The U.S. Securities and Exchange Commission (SEC) has proposed new regulations that could change the way rating agencies do business.
Members today voted 5-0 to expose the 518-page rating agency regulations draft for a 60-day public comment period.
The SEC staff developed the draft to implement the rating agency provisions of the Dodd-Frank Wall Street Reform and Consumer Protection Act.
If adopted as written, the proposed regulations would apply to the major “nationally recognized statistical rating organizations” (NRSROs). The new regulations would require rating agencies to change the methods they use to determine credit ratings, take steps to address potential conflicts of interest, and periodically test credit analysts’ knowledge of credit rating procedures.

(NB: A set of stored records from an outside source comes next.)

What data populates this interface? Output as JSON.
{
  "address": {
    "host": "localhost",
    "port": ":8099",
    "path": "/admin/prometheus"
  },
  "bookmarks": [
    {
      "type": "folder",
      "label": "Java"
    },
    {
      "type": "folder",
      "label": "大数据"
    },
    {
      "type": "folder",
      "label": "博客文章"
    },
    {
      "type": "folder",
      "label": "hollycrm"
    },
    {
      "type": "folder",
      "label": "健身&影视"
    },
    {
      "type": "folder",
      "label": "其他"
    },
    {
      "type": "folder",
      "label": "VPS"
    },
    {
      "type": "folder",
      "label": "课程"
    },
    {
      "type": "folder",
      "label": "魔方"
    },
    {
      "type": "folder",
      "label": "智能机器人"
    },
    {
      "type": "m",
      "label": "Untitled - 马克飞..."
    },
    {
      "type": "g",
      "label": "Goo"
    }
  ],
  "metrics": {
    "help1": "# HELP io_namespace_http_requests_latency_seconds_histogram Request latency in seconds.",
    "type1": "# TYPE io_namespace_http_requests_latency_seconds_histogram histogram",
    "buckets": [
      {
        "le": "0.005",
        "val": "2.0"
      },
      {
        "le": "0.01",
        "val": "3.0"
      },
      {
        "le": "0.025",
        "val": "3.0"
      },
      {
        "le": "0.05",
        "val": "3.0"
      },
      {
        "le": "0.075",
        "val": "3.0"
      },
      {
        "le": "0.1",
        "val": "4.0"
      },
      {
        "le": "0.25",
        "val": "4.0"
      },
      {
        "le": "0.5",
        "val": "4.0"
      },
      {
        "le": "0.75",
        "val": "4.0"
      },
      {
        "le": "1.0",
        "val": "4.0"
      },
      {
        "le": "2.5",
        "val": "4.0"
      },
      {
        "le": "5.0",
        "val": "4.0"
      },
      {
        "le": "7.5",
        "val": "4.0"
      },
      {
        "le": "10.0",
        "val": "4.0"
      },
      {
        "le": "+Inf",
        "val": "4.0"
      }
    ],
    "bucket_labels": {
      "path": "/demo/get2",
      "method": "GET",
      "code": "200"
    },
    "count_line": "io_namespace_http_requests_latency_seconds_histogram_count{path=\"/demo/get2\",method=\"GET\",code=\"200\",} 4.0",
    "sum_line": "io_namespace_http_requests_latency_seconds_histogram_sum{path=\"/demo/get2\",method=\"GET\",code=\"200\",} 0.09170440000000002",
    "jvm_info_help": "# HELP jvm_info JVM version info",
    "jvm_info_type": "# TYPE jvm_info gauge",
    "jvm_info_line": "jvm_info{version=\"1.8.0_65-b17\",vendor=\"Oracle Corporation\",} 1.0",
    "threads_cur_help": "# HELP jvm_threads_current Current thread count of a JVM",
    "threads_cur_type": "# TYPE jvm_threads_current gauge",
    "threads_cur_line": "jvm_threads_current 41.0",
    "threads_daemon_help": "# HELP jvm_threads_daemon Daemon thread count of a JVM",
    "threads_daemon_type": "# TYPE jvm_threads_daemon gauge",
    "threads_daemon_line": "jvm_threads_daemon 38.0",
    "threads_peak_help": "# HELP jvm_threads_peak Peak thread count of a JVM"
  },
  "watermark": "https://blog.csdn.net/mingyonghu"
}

A rating agency also would have to:
- Exclude sales people from participating in the rating process.
- Re-rate companies if former employees were hired by the companies that they had helped rate.
- File an annual report assessing the effectiveness of the internal controls governing credit rating determinations.
- Publish more information about the assumptions and methods they use to assign ratings, along with reports showing how ratings had changed over times and whether the securities or companies rated had later defaulted.
Another section of the draft would affect ratings of asset-backed securities. In that section, the SEC asks whether insurance-linked securities should be classified as insurance companies or as issuers of asset-backed securities.